Parlons enfin du Pauvre par excellence: le Christ (cf Lc 4, 18). Finalement, Jésus s'est identifié aux pauvres (Mt 25). Même dans la sainte Trinité, le Père donne son amour au Fils, et le Fils est complètement dépendant de cet amour. Et cette dépendance exprime en fait la parfaite liberté. Le Père lui-même dépend du retour d'amour de son Fils, de sa filiation. En Dieu s'exprime une forme de pauvreté d'une grande noblesse : l'un se reçoit de l'autre, nul ne peut vivre sans l'autre. On se réalise en se donnant. Il y a une forme de désappropriation de soi même pour accueillir l'autre. Il s'agit de sortir de soi. Jésus se dépouille vraiment de lui même jusqu'à l'abaissement suprême de la Croix. "Dieu a tellement pris la dernière place que personne ne pourra lui ravir" (Charles de Foucauld) Cet abaissement de la Passion est une forme de pauvreté spirituelle positive. Dieu se penche sur nous en se dépouillant complètement.
Il faut donc demander à l'Esprit Saint de nous faire voir Jésus dans le pauvre.
Il y a un pont où il y a un passage à faire : passer du faire à l'être. On fait des choses mais aider les pauvres c'est d'abord être avec (exemple d'une initiative comme Le Rocher). Cela demande une certaine pauvreté. J'ai à recevoir du pauvre. "Les pauvres sont nos maîtres" (Saint Vincent de Paul). François explique que nous devons nous laissons évangéliser par eux. Il nous faut reconnaître la force salvifique de leur existence.
Il faut aussi mettre les bonnes lunettes pour ne pas se laisser écraser par la désespérance. Il faut alors se rappeler que ce n'est pas nous qui portons la cité mais le Christ qui l'a portée. Il nous faut voir la cité avec le regard de Dieu, un regard de miséricorde. Dieu nous permet en fait d'être messager de la miséricorde. Après, Dieu nous a donné des talents et on va les mettre en œuvre pour agir dans la cité ! Et nous pouvons aussi apprendre aux autres à découvrir leurs propres talents et mettre nos talents et charismes au service du développement intégral.
Une dernière attitude : apprenons à écouter avant de parler (François). Les pauvres ont d'abord besoin d'être écoutés, et cela vaut pour toutes les formes de pauvreté et d'exclusion (cf La Joie de l'évangile, n°197 à 199).
Une conviction s’impose : le pauvre n’est pas d’abord un problème à résoudre, mais un visage à rencontrer. Depuis l’appel pressant du pape François à Lampedusa jusqu’aux grands textes de la Doctrine sociale de l’Église, tout nous conduit à reconnaître dans le pauvre un maître qui nous révèle notre propre vérité. La pauvreté, sous ses formes matérielles ou spirituelles, nous renvoie à ce mouvement profond qui traverse l’Évangile : se recevoir de Dieu pour mieux se donner.

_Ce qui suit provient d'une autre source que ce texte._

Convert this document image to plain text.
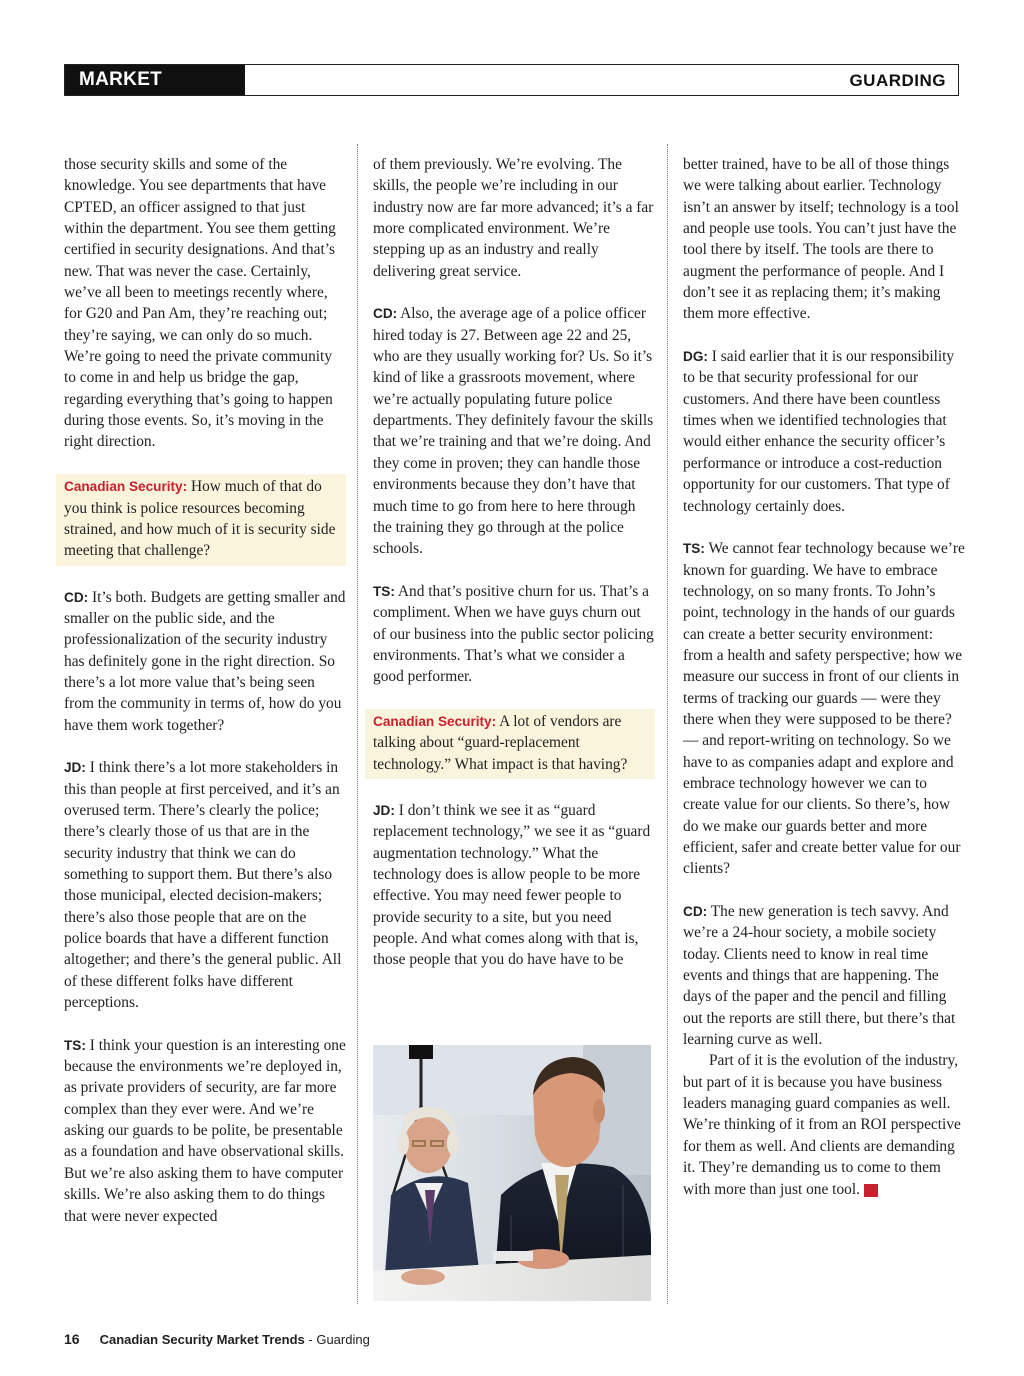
MARKET TRENDS
GUARDING

those security skills and some of the knowledge. You see departments that have CPTED, an officer assigned to that just within the department. You see them getting certified in security designations. And that’s new. That was never the case. Certainly, we’ve all been to meetings recently where, for G20 and Pan Am, they’re reaching out; they’re saying, we can only do so much. We’re going to need the private community to come in and help us bridge the gap, regarding everything that’s going to happen during those events. So, it’s moving in the right direction.

Canadian Security: How much of that do you think is police resources becoming strained, and how much of it is security side meeting that challenge?

CD: It’s both. Budgets are getting smaller and smaller on the public side, and the professionalization of the security industry has definitely gone in the right direction. So there’s a lot more value that’s being seen from the community in terms of, how do you have them work together?

JD: I think there’s a lot more stakeholders in this than people at first perceived, and it’s an overused term. There’s clearly the police; there’s clearly those of us that are in the security industry that think we can do something to support them. But there’s also those municipal, elected decision-makers; there’s also those people that are on the police boards that have a different function altogether; and there’s the general public. All of these different folks have different perceptions.

TS: I think your question is an interesting one because the environments we’re deployed in, as private providers of security, are far more complex than they ever were. And we’re asking our guards to be polite, be presentable as a foundation and have observational skills. But we’re also asking them to have computer skills. We’re also asking them to do things that were never expected

of them previously. We’re evolving. The skills, the people we’re including in our industry now are far more advanced; it’s a far more complicated environment. We’re stepping up as an industry and really delivering great service.

CD: Also, the average age of a police officer hired today is 27. Between age 22 and 25, who are they usually working for? Us. So it’s kind of like a grassroots movement, where we’re actually populating future police departments. They definitely favour the skills that we’re training and that we’re doing. And they come in proven; they can handle those environments because they don’t have that much time to go from here to here through the training they go through at the police schools.

TS: And that’s positive churn for us. That’s a compliment. When we have guys churn out of our business into the public sector policing environments. That’s what we consider a good performer.

Canadian Security: A lot of vendors are talking about “guard-replacement technology.” What impact is that having?

JD: I don’t think we see it as “guard replacement technology,” we see it as “guard augmentation technology.” What the technology does is allow people to be more effective. You may need fewer people to provide security to a site, but you need people. And what comes along with that is, those people that you do have have to be

better trained, have to be all of those things we were talking about earlier. Technology isn’t an answer by itself; technology is a tool and people use tools. You can’t just have the tool there by itself. The tools are there to augment the performance of people. And I don’t see it as replacing them; it’s making them more effective.

DG: I said earlier that it is our responsibility to be that security professional for our customers. And there have been countless times when we identified technologies that would either enhance the security officer’s performance or introduce a cost-reduction opportunity for our customers. That type of technology certainly does.

TS: We cannot fear technology because we’re known for guarding. We have to embrace technology, on so many fronts. To John’s point, technology in the hands of our guards can create a better security environment: from a health and safety perspective; how we measure our success in front of our clients in terms of tracking our guards — were they there when they were supposed to be there? — and report-writing on technology. So we have to as companies adapt and explore and embrace technology however we can to create value for our clients. So there’s, how do we make our guards better and more efficient, safer and create better value for our clients?

CD: The new generation is tech savvy. And we’re a 24-hour society, a mobile society today. Clients need to know in real time events and things that are happening. The days of the paper and the pencil and filling out the reports are still there, but there’s that learning curve as well.

Part of it is the evolution of the industry, but part of it is because you have business leaders managing guard companies as well. We’re thinking of it from an ROI perspective for them as well. And clients are demanding it. They’re demanding us to come to them with more than just one tool.	CS

16 Canadian Security Market Trends - Guarding
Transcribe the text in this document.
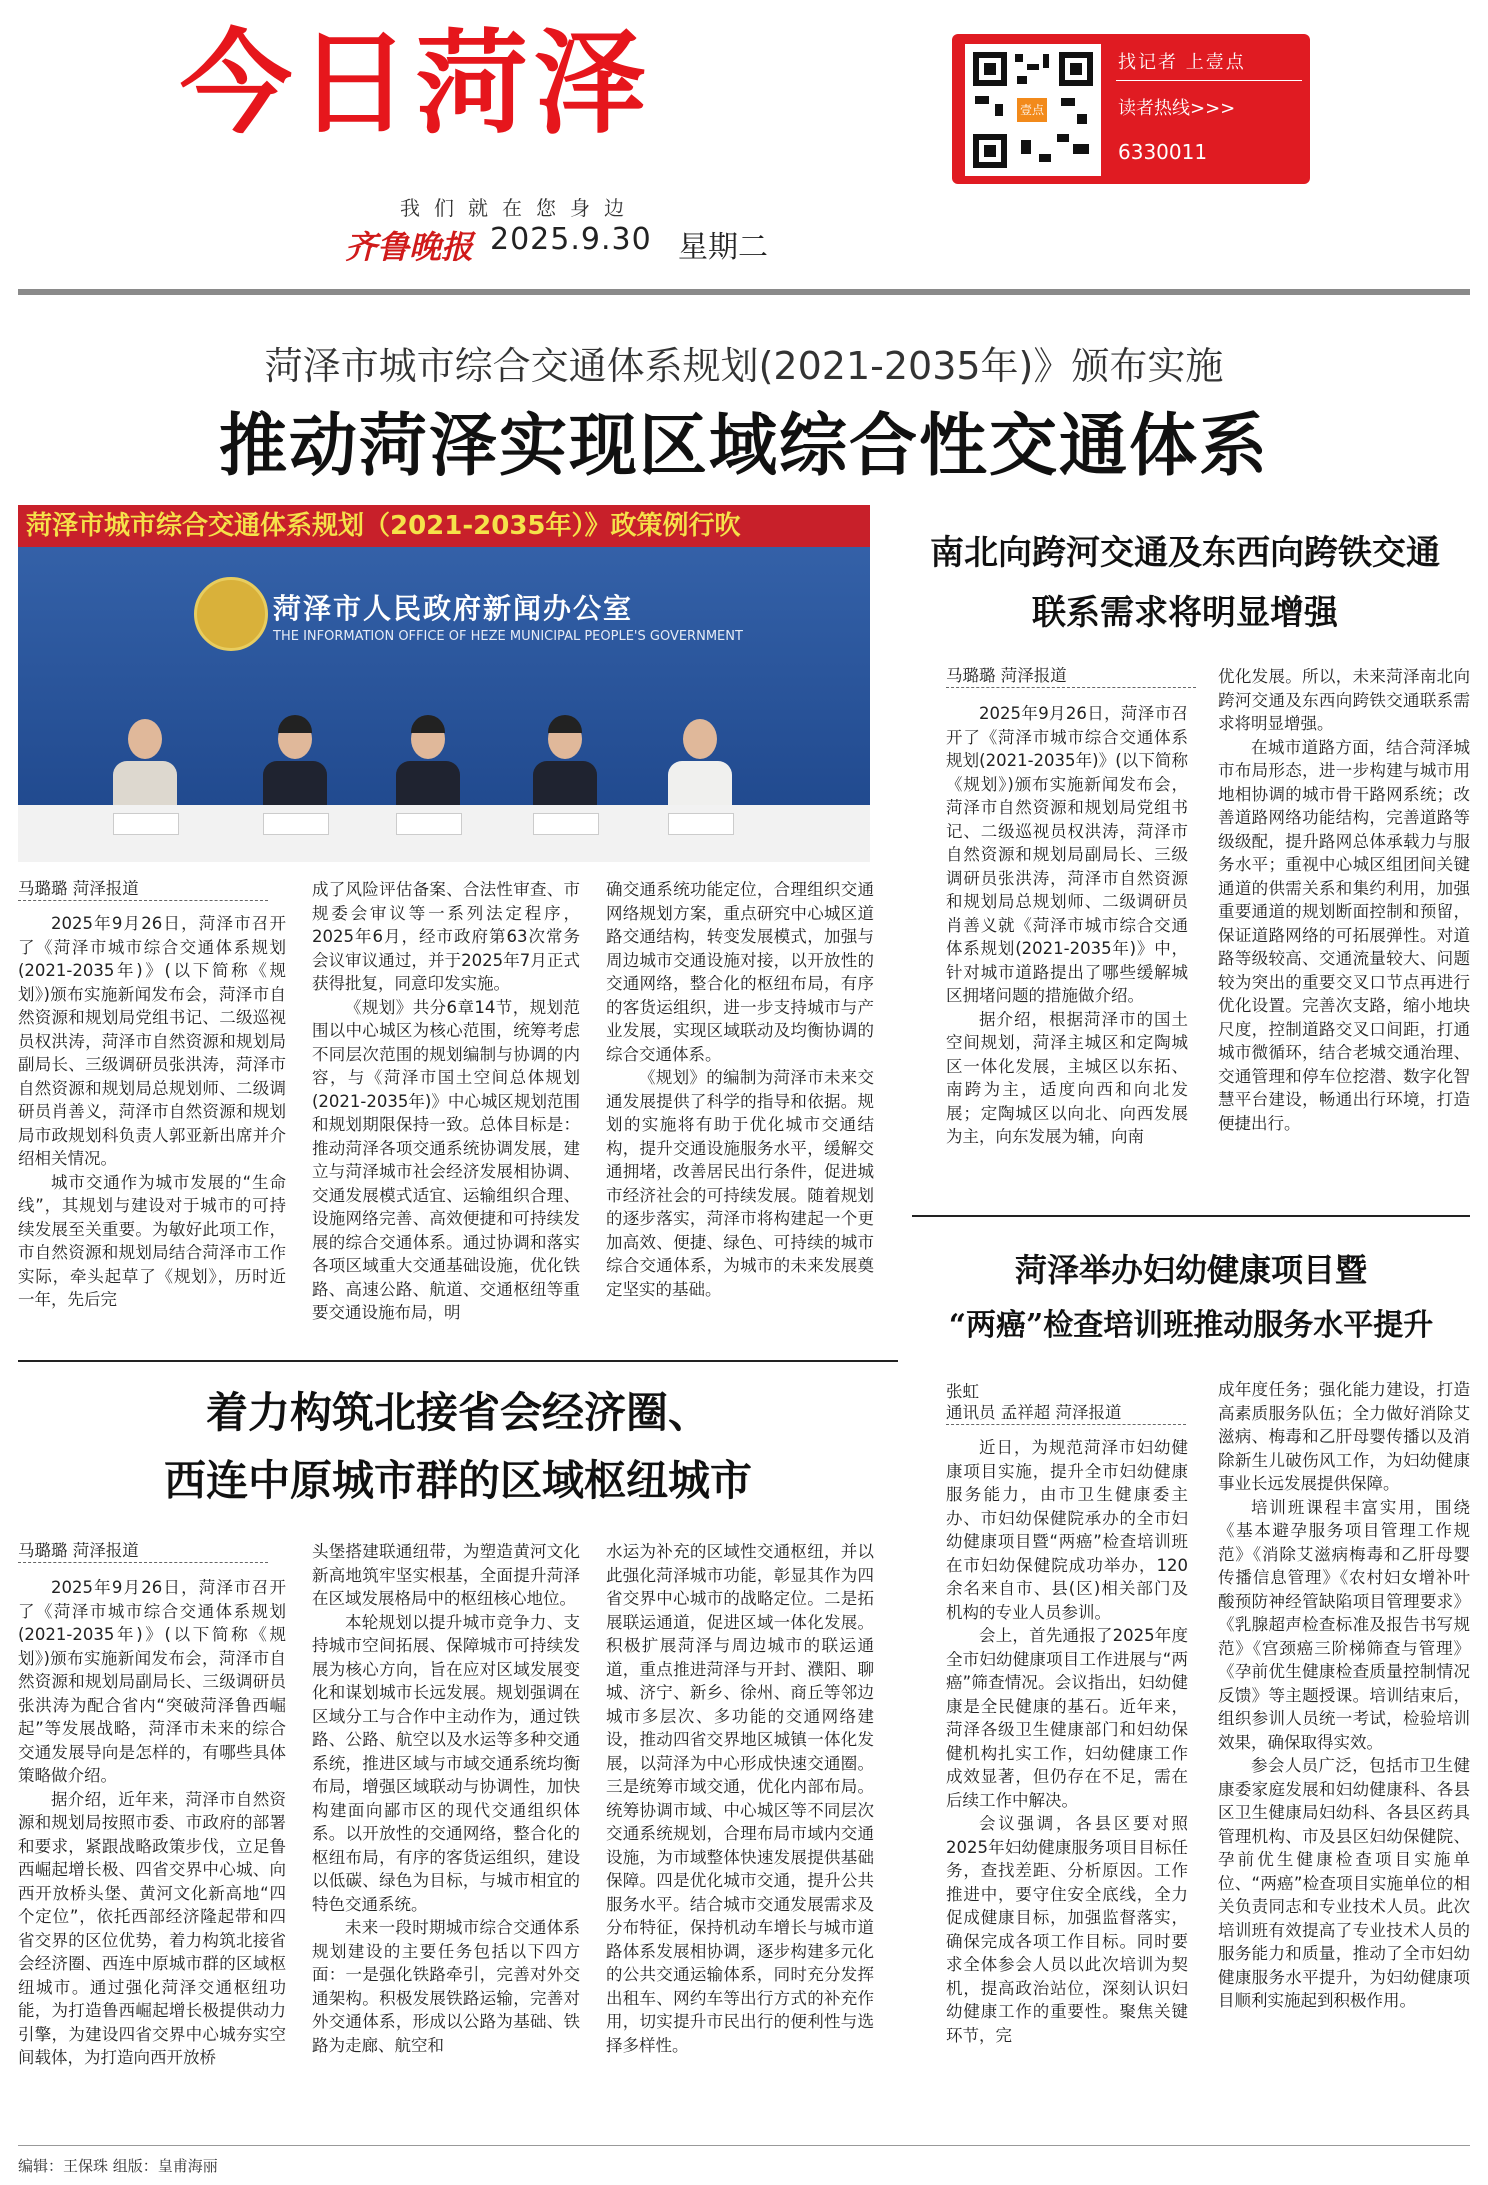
今日菏泽
我们就在您身边
齐鲁晚报 2025.9.30 星期二
壹点
找记者 上壹点
读者热线>>>
6330011
菏泽市城市综合交通体系规划(2021-2035年)》颁布实施
推动菏泽实现区域综合性交通体系
菏泽市城市综合交通体系规划（2021-2035年）》政策例行吹
菏泽市人民政府新闻办公室
THE INFORMATION OFFICE OF HEZE MUNICIPAL PEOPLE'S GOVERNMENT
马璐璐 菏泽报道

2025年9月26日，菏泽市召开了《菏泽市城市综合交通体系规划(2021-2035年)》(以下简称《规划》)颁布实施新闻发布会，菏泽市自然资源和规划局党组书记、二级巡视员权洪涛，菏泽市自然资源和规划局副局长、三级调研员张洪涛，菏泽市自然资源和规划局总规划师、二级调研员肖善义，菏泽市自然资源和规划局市政规划科负责人郭亚新出席并介绍相关情况。

城市交通作为城市发展的“生命线”，其规划与建设对于城市的可持续发展至关重要。为敏好此项工作，市自然资源和规划局结合菏泽市工作实际，牵头起草了《规划》，历时近一年，先后完

成了风险评估备案、合法性审查、市规委会审议等一系列法定程序，2025年6月，经市政府第63次常务会议审议通过，并于2025年7月正式获得批复，同意印发实施。

《规划》共分6章14节，规划范围以中心城区为核心范围，统筹考虑不同层次范围的规划编制与协调的内容，与《菏泽市国土空间总体规划(2021-2035年)》中心城区规划范围和规划期限保持一致。总体目标是：推动菏泽各项交通系统协调发展，建立与菏泽城市社会经济发展相协调、交通发展模式适宜、运输组织合理、设施网络完善、高效便捷和可持续发展的综合交通体系。通过协调和落实各项区域重大交通基础设施，优化铁路、高速公路、航道、交通枢纽等重要交通设施布局，明

确交通系统功能定位，合理组织交通网络规划方案，重点研究中心城区道路交通结构，转变发展模式，加强与周边城市交通设施对接，以开放性的交通网络，整合化的枢纽布局，有序的客货运组织，进一步支持城市与产业发展，实现区域联动及均衡协调的综合交通体系。

《规划》的编制为菏泽市未来交通发展提供了科学的指导和依据。规划的实施将有助于优化城市交通结构，提升交通设施服务水平，缓解交通拥堵，改善居民出行条件，促进城市经济社会的可持续发展。随着规划的逐步落实，菏泽市将构建起一个更加高效、便捷、绿色、可持续的城市综合交通体系，为城市的未来发展奠定坚实的基础。

南北向跨河交通及东西向跨铁交通
联系需求将明显增强
马璐璐 菏泽报道

2025年9月26日，菏泽市召开了《菏泽市城市综合交通体系规划(2021-2035年)》(以下简称《规划》)颁布实施新闻发布会，菏泽市自然资源和规划局党组书记、二级巡视员权洪涛，菏泽市自然资源和规划局副局长、三级调研员张洪涛，菏泽市自然资源和规划局总规划师、二级调研员肖善义就《菏泽市城市综合交通体系规划(2021-2035年)》中，针对城市道路提出了哪些缓解城区拥堵问题的措施做介绍。

据介绍，根据菏泽市的国土空间规划，菏泽主城区和定陶城区一体化发展，主城区以东拓、南跨为主，适度向西和向北发展；定陶城区以向北、向西发展为主，向东发展为辅，向南

优化发展。所以，未来菏泽南北向跨河交通及东西向跨铁交通联系需求将明显增强。

在城市道路方面，结合菏泽城市布局形态，进一步构建与城市用地相协调的城市骨干路网系统；改善道路网络功能结构，完善道路等级级配，提升路网总体承载力与服务水平；重视中心城区组团间关键通道的供需关系和集约利用，加强重要通道的规划断面控制和预留，保证道路网络的可拓展弹性。对道路等级较高、交通流量较大、问题较为突出的重要交叉口节点再进行优化设置。完善次支路，缩小地块尺度，控制道路交叉口间距，打通城市微循环，结合老城交通治理、交通管理和停车位挖潜、数字化智慧平台建设，畅通出行环境，打造便捷出行。

着力构筑北接省会经济圈、
西连中原城市群的区域枢纽城市
马璐璐 菏泽报道

2025年9月26日，菏泽市召开了《菏泽市城市综合交通体系规划(2021-2035年)》(以下简称《规划》)颁布实施新闻发布会，菏泽市自然资源和规划局副局长、三级调研员张洪涛为配合省内“突破菏泽鲁西崛起”等发展战略，菏泽市未来的综合交通发展导向是怎样的，有哪些具体策略做介绍。

据介绍，近年来，菏泽市自然资源和规划局按照市委、市政府的部署和要求，紧跟战略政策步伐，立足鲁西崛起增长极、四省交界中心城、向西开放桥头堡、黄河文化新高地“四个定位”，依托西部经济隆起带和四省交界的区位优势，着力构筑北接省会经济圈、西连中原城市群的区域枢纽城市。通过强化菏泽交通枢纽功能，为打造鲁西崛起增长极提供动力引擎，为建设四省交界中心城夯实空间载体，为打造向西开放桥

头堡搭建联通纽带，为塑造黄河文化新高地筑牢坚实根基，全面提升菏泽在区域发展格局中的枢纽核心地位。

本轮规划以提升城市竞争力、支持城市空间拓展、保障城市可持续发展为核心方向，旨在应对区域发展变化和谋划城市长远发展。规划强调在区域分工与合作中主动作为，通过铁路、公路、航空以及水运等多种交通系统，推进区域与市域交通系统均衡布局，增强区域联动与协调性，加快构建面向鄙市区的现代交通组织体系。以开放性的交通网络，整合化的枢纽布局，有序的客货运组织，建设以低碳、绿色为目标，与城市相宜的特色交通系统。

未来一段时期城市综合交通体系规划建设的主要任务包括以下四方面：一是强化铁路牵引，完善对外交通架构。积极发展铁路运输，完善对外交通体系，形成以公路为基础、铁路为走廊、航空和

水运为补充的区域性交通枢纽，并以此强化菏泽城市功能，彰显其作为四省交界中心城市的战略定位。二是拓展联运通道，促进区域一体化发展。积极扩展菏泽与周边城市的联运通道，重点推进菏泽与开封、濮阳、聊城、济宁、新乡、徐州、商丘等邻边城市多层次、多功能的交通网络建设，推动四省交界地区城镇一体化发展，以菏泽为中心形成快速交通圈。三是统筹市域交通，优化内部布局。统筹协调市域、中心城区等不同层次交通系统规划，合理布局市域内交通设施，为市域整体快速发展提供基础保障。四是优化城市交通，提升公共服务水平。结合城市交通发展需求及分布特征，保持机动车增长与城市道路体系发展相协调，逐步构建多元化的公共交通运输体系，同时充分发挥出租车、网约车等出行方式的补充作用，切实提升市民出行的便利性与选择多样性。

菏泽举办妇幼健康项目暨
“两癌”检查培训班推动服务水平提升
张虹
通讯员 孟祥超 菏泽报道

近日，为规范菏泽市妇幼健康项目实施，提升全市妇幼健康服务能力，由市卫生健康委主办、市妇幼保健院承办的全市妇幼健康项目暨“两癌”检查培训班在市妇幼保健院成功举办，120余名来自市、县(区)相关部门及机构的专业人员参训。

会上，首先通报了2025年度全市妇幼健康项目工作进展与“两癌”筛查情况。会议指出，妇幼健康是全民健康的基石。近年来，菏泽各级卫生健康部门和妇幼保健机构扎实工作，妇幼健康工作成效显著，但仍存在不足，需在后续工作中解决。

会议强调，各县区要对照2025年妇幼健康服务项目目标任务，查找差距、分析原因。工作推进中，要守住安全底线，全力促成健康目标，加强监督落实，确保完成各项工作目标。同时要求全体参会人员以此次培训为契机，提高政治站位，深刻认识妇幼健康工作的重要性。聚焦关键环节，完

成年度任务；强化能力建设，打造高素质服务队伍；全力做好消除艾滋病、梅毒和乙肝母婴传播以及消除新生儿破伤风工作，为妇幼健康事业长远发展提供保障。

培训班课程丰富实用，围绕《基本避孕服务项目管理工作规范》《消除艾滋病梅毒和乙肝母婴传播信息管理》《农村妇女增补叶酸预防神经管缺陷项目管理要求》《乳腺超声检查标准及报告书写规范》《宫颈癌三阶梯筛查与管理》《孕前优生健康检查质量控制情况反馈》等主题授课。培训结束后，组织参训人员统一考试，检验培训效果，确保取得实效。

参会人员广泛，包括市卫生健康委家庭发展和妇幼健康科、各县区卫生健康局妇幼科、各县区药具管理机构、市及县区妇幼保健院、孕前优生健康检查项目实施单位、“两癌”检查项目实施单位的相关负责同志和专业技术人员。此次培训班有效提高了专业技术人员的服务能力和质量，推动了全市妇幼健康服务水平提升，为妇幼健康项目顺利实施起到积极作用。

编辑：王保珠 组版：皇甫海丽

Le Christ, Pauvre par excellence, nous montre que la véritable richesse est celle de l’amour qui se dépouille et qui accueille. La Trinité elle-même nous le dit : la vie se trouve dans la relation, dans la dépendance réciproque d’amour. Ainsi, servir les pauvres, c’est entrer dans cette dynamique de communion où chacun reçoit et chacun donne.